The balance that Rose finds between all these various elements allows Interstellar to take on several different forms — both within songs and throughout the album — without feeling too scattered. The title track, and opener, begins with spacey synths dotted with twinkling chimes before the drums crash in, count down, and launch the song into hyper-drive (overuse of space-related terms absolutely intended). That jumping-and-flailing-around-as-dancing inducing pop shows up as well on phenomenal first single “Know Me,” which is just a textbook display of Rose’s songwriting prowess, as well as “Night Swim,” with its guitars that swoon in arpeggios and careen and clang like shots in the dark. The atmosphere surrounding the pop and pep on Interstellar though is so vast that it creates that shoe-gazing despondency like on “Moon In My Mind” and “Had We Had It” — that it sounds like Rose is singing “Happy, happy, happy, happy / We had it all,” during the chorus on the latter, instead of the actual line, “Had we, had we, had we, had we / We had it all,” is wonderfully tragic.

Interstellar‘s top-notch musicianship does make it easier to overlook some of the less than striking lyricism. “Know Me” is a classic example of a melody and hook being so good that they render the nonsense of its chorus (“Know me don’t know me / I hear what they said / It doesn’t own me / I’d rather be dead”) completely moot. Same with the platitudes on “Gospel/Grace” (“So blue / dreamt of you” or “Never knew you / Things aren’t what they seem”), an otherwise excellent track with a stellar instrumental build that grows from drums and layered vocal trills (also, that track’s opening, descending riff will forever remind me of the “He Needs A Kidney” charity song from 30 Rock — but that’s besides the point). But nowhere on Interstellar is this more noticeable than “Pair of Wings,” which finds Rose singing more or less the same, not-incredibly-profound phrase over and over, but around it the song expands from pretty much nothing into this all enveloping chorus of “ahhs” and synths that blare like a full horn section and Rose still singing “All that I want is / A pair of wings to fly / Into the blue of / A wide open sky / Show me your scars / I’ll show you mine / Perched above the city on / A pair of power lines.” It’s the album’s most gut-wrenching moment, and that line becomes an absolute killer.

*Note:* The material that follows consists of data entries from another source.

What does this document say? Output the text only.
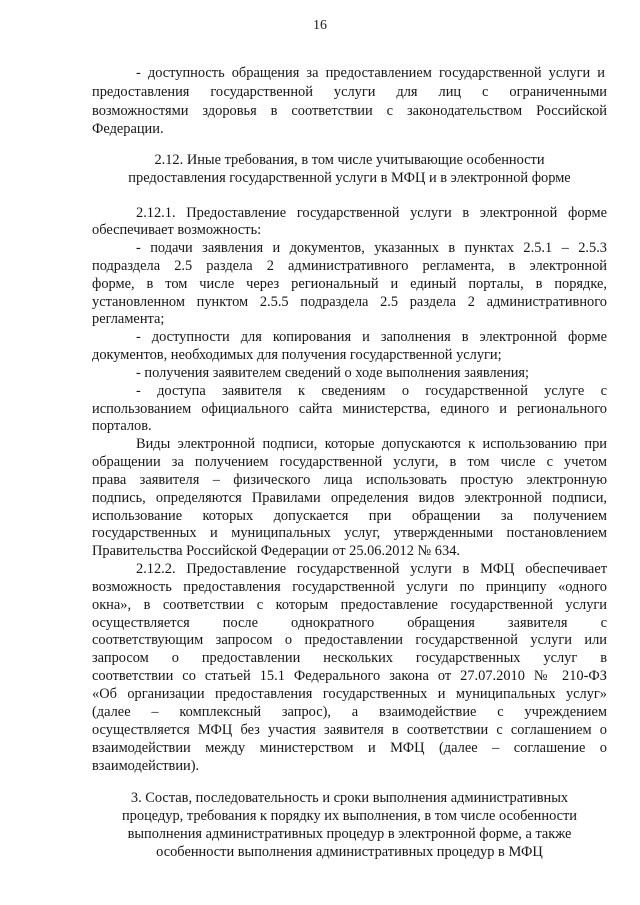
16
- доступность обращения за предоставлением государственной услуги и
предоставления государственной услуги для лиц с ограниченными
возможностями здоровья в соответствии с законодательством Российской
Федерации.
2.12. Иные требования, в том числе учитывающие особенности
предоставления государственной услуги в МФЦ и в электронной форме
2.12.1. Предоставление государственной услуги в электронной форме
обеспечивает возможность:
- подачи заявления и документов, указанных в пунктах 2.5.1 – 2.5.3
подраздела 2.5 раздела 2 административного регламента, в электронной
форме, в том числе через региональный и единый порталы, в порядке,
установленном пунктом 2.5.5 подраздела 2.5 раздела 2 административного
регламента;
- доступности для копирования и заполнения в электронной форме
документов, необходимых для получения государственной услуги;
- получения заявителем сведений о ходе выполнения заявления;
- доступа заявителя к сведениям о государственной услуге с
использованием официального сайта министерства, единого и регионального
порталов.
Виды электронной подписи, которые допускаются к использованию при
обращении за получением государственной услуги, в том числе с учетом
права заявителя – физического лица использовать простую электронную
подпись, определяются Правилами определения видов электронной подписи,
использование которых допускается при обращении за получением
государственных и муниципальных услуг, утвержденными постановлением
Правительства Российской Федерации от 25.06.2012 № 634.
2.12.2. Предоставление государственной услуги в МФЦ обеспечивает
возможность предоставления государственной услуги по принципу «одного
окна», в соответствии с которым предоставление государственной услуги
осуществляется после однократного обращения заявителя с
соответствующим запросом о предоставлении государственной услуги или
запросом о предоставлении нескольких государственных услуг в
соответствии со статьей 15.1 Федерального закона от 27.07.2010 № 210-ФЗ
«Об организации предоставления государственных и муниципальных услуг»
(далее – комплексный запрос), а взаимодействие с учреждением
осуществляется МФЦ без участия заявителя в соответствии с соглашением о
взаимодействии между министерством и МФЦ (далее – соглашение о
взаимодействии).
3. Состав, последовательность и сроки выполнения административных
процедур, требования к порядку их выполнения, в том числе особенности
выполнения административных процедур в электронной форме, а также
особенности выполнения административных процедур в МФЦ
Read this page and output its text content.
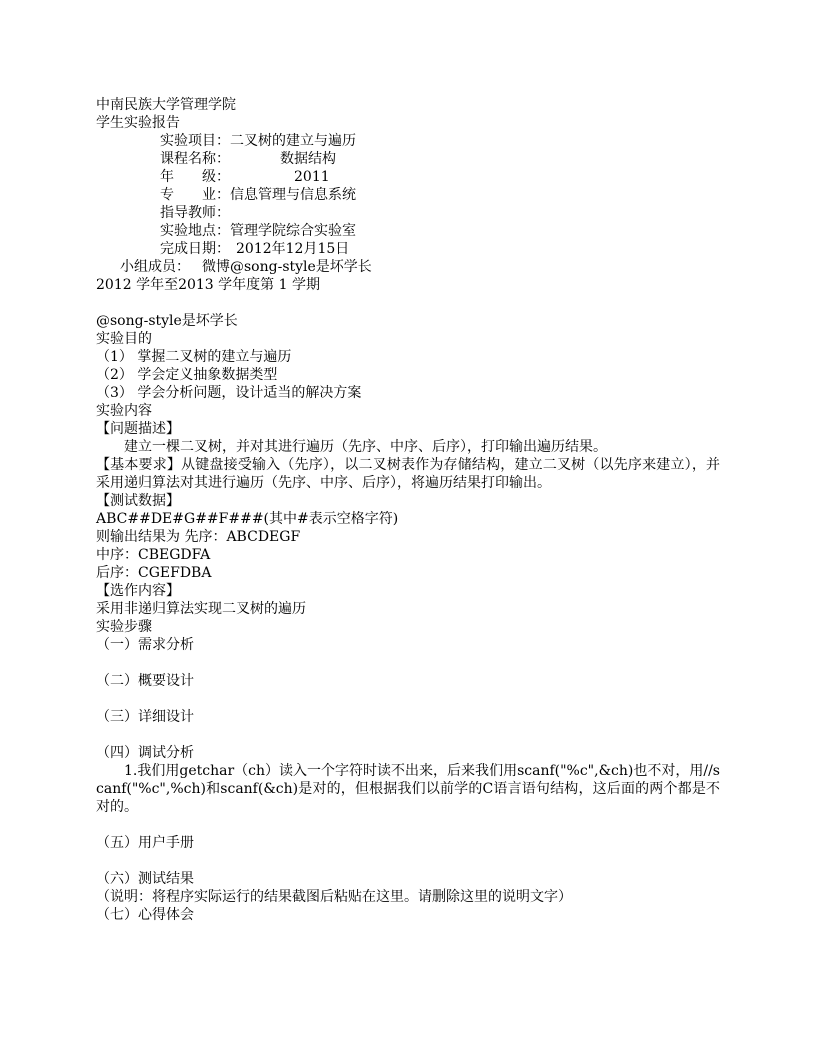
中南民族大学管理学院
学生实验报告
实验项目：二叉树的建立与遍历
课程名称：	数据结构
年　　级：	2011
专　　业：信息管理与信息系统
指导教师：
实验地点：管理学院综合实验室
完成日期： 2012年12月15日
小组成员： 微博@song-style是坏学长
2012 学年至2013 学年度第 1 学期
@song-style是坏学长
实验目的
（1） 掌握二叉树的建立与遍历
（2） 学会定义抽象数据类型
（3） 学会分析问题，设计适当的解决方案
实验内容
【问题描述】
建立一棵二叉树，并对其进行遍历（先序、中序、后序），打印输出遍历结果。
【基本要求】从键盘接受输入（先序），以二叉树表作为存储结构，建立二叉树（以先序来建立），并采用递归算法对其进行遍历（先序、中序、后序），将遍历结果打印输出。
【测试数据】
ABC##DE#G##F###(其中#表示空格字符)
则输出结果为 先序：ABCDEGF
中序：CBEGDFA
后序：CGEFDBA
【选作内容】
采用非递归算法实现二叉树的遍历
实验步骤
（一）需求分析
（二）概要设计
（三）详细设计
（四）调试分析
1.我们用getchar（ch）读入一个字符时读不出来，后来我们用scanf("%c",&ch)也不对，用//scanf("%c",%ch)和scanf(&ch)是对的，但根据我们以前学的C语言语句结构，这后面的两个都是不对的。
（五）用户手册
（六）测试结果
（说明：将程序实际运行的结果截图后粘贴在这里。请删除这里的说明文字）
（七）心得体会
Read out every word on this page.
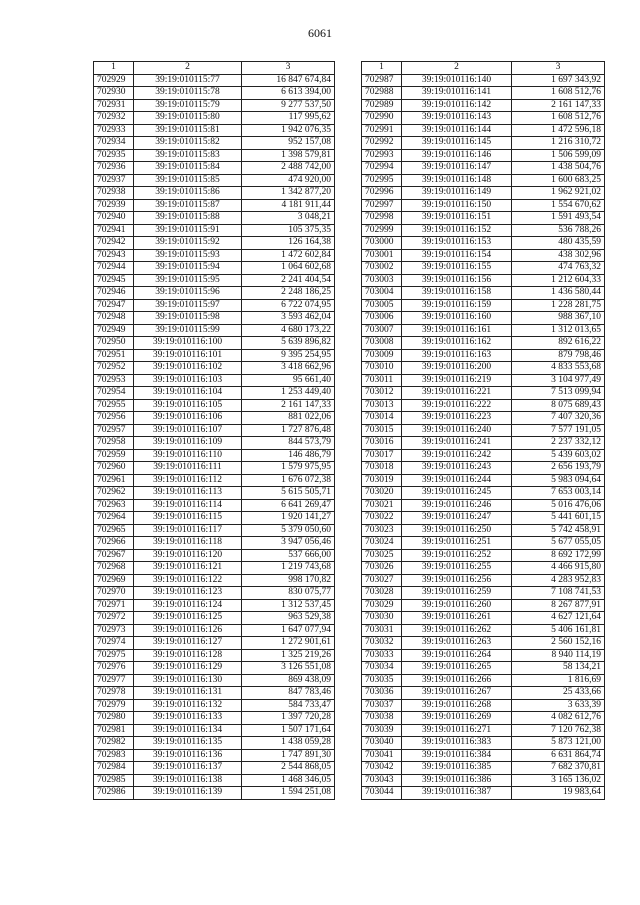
6061
1	2	3
702929	39:19:010115:77	16 847 674,84
702930	39:19:010115:78	6 613 394,00
702931	39:19:010115:79	9 277 537,50
702932	39:19:010115:80	117 995,62
702933	39:19:010115:81	1 942 076,35
702934	39:19:010115:82	952 157,08
702935	39:19:010115:83	1 398 579,81
702936	39:19:010115:84	2 488 742,00
702937	39:19:010115:85	474 920,00
702938	39:19:010115:86	1 342 877,20
702939	39:19:010115:87	4 181 911,44
702940	39:19:010115:88	3 048,21
702941	39:19:010115:91	105 375,35
702942	39:19:010115:92	126 164,38
702943	39:19:010115:93	1 472 602,84
702944	39:19:010115:94	1 064 602,68
702945	39:19:010115:95	2 241 404,54
702946	39:19:010115:96	2 248 186,25
702947	39:19:010115:97	6 722 074,95
702948	39:19:010115:98	3 593 462,04
702949	39:19:010115:99	4 680 173,22
702950	39:19:010116:100	5 639 896,82
702951	39:19:010116:101	9 395 254,95
702952	39:19:010116:102	3 418 662,96
702953	39:19:010116:103	95 661,40
702954	39:19:010116:104	1 253 449,40
702955	39:19:010116:105	2 161 147,33
702956	39:19:010116:106	881 022,06
702957	39:19:010116:107	1 727 876,48
702958	39:19:010116:109	844 573,79
702959	39:19:010116:110	146 486,79
702960	39:19:010116:111	1 579 975,95
702961	39:19:010116:112	1 676 072,38
702962	39:19:010116:113	5 615 505,71
702963	39:19:010116:114	6 641 269,47
702964	39:19:010116:115	1 920 141,27
702965	39:19:010116:117	5 379 050,60
702966	39:19:010116:118	3 947 056,46
702967	39:19:010116:120	537 666,00
702968	39:19:010116:121	1 219 743,68
702969	39:19:010116:122	998 170,82
702970	39:19:010116:123	830 075,77
702971	39:19:010116:124	1 312 537,45
702972	39:19:010116:125	963 529,38
702973	39:19:010116:126	1 647 077,94
702974	39:19:010116:127	1 272 901,61
702975	39:19:010116:128	1 325 219,26
702976	39:19:010116:129	3 126 551,08
702977	39:19:010116:130	869 438,09
702978	39:19:010116:131	847 783,46
702979	39:19:010116:132	584 733,47
702980	39:19:010116:133	1 397 720,28
702981	39:19:010116:134	1 507 171,64
702982	39:19:010116:135	1 438 059,28
702983	39:19:010116:136	1 747 891,30
702984	39:19:010116:137	2 544 868,05
702985	39:19:010116:138	1 468 346,05
702986	39:19:010116:139	1 594 251,08
1	2	3
702987	39:19:010116:140	1 697 343,92
702988	39:19:010116:141	1 608 512,76
702989	39:19:010116:142	2 161 147,33
702990	39:19:010116:143	1 608 512,76
702991	39:19:010116:144	1 472 596,18
702992	39:19:010116:145	1 216 310,72
702993	39:19:010116:146	1 506 599,09
702994	39:19:010116:147	1 438 504,76
702995	39:19:010116:148	1 600 683,25
702996	39:19:010116:149	1 962 921,02
702997	39:19:010116:150	1 554 670,62
702998	39:19:010116:151	1 591 493,54
702999	39:19:010116:152	536 788,26
703000	39:19:010116:153	480 435,59
703001	39:19:010116:154	438 302,96
703002	39:19:010116:155	474 763,32
703003	39:19:010116:156	1 212 604,33
703004	39:19:010116:158	1 436 580,44
703005	39:19:010116:159	1 228 281,75
703006	39:19:010116:160	988 367,10
703007	39:19:010116:161	1 312 013,65
703008	39:19:010116:162	892 616,22
703009	39:19:010116:163	879 798,46
703010	39:19:010116:200	4 833 553,68
703011	39:19:010116:219	3 104 977,49
703012	39:19:010116:221	7 513 099,94
703013	39:19:010116:222	8 075 689,43
703014	39:19:010116:223	7 407 320,36
703015	39:19:010116:240	7 577 191,05
703016	39:19:010116:241	2 237 332,12
703017	39:19:010116:242	5 439 603,02
703018	39:19:010116:243	2 656 193,79
703019	39:19:010116:244	5 983 094,64
703020	39:19:010116:245	7 653 003,14
703021	39:19:010116:246	5 016 476,06
703022	39:19:010116:247	5 441 601,15
703023	39:19:010116:250	5 742 458,91
703024	39:19:010116:251	5 677 055,05
703025	39:19:010116:252	8 692 172,99
703026	39:19:010116:255	4 466 915,80
703027	39:19:010116:256	4 283 952,83
703028	39:19:010116:259	7 108 741,53
703029	39:19:010116:260	8 267 877,91
703030	39:19:010116:261	4 627 121,64
703031	39:19:010116:262	5 406 161,81
703032	39:19:010116:263	2 560 152,16
703033	39:19:010116:264	8 940 114,19
703034	39:19:010116:265	58 134,21
703035	39:19:010116:266	1 816,69
703036	39:19:010116:267	25 433,66
703037	39:19:010116:268	3 633,39
703038	39:19:010116:269	4 082 612,76
703039	39:19:010116:271	7 120 762,38
703040	39:19:010116:383	5 873 121,00
703041	39:19:010116:384	6 631 864,74
703042	39:19:010116:385	7 682 370,81
703043	39:19:010116:386	3 165 136,02
703044	39:19:010116:387	19 983,64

That Interstellar’s last track, “The Fall,” ends with an cleverly deployed cello, wandering guitar picking, and Rose singing a few “Hallelujah”s, is surprisingly apt. The entire record feels like it belongs in a sanctuary or something. It’s big, open, cavernous, so much so that it feels like it could swallow you entirely, and so you let it because it’s comforting, warm, and safe.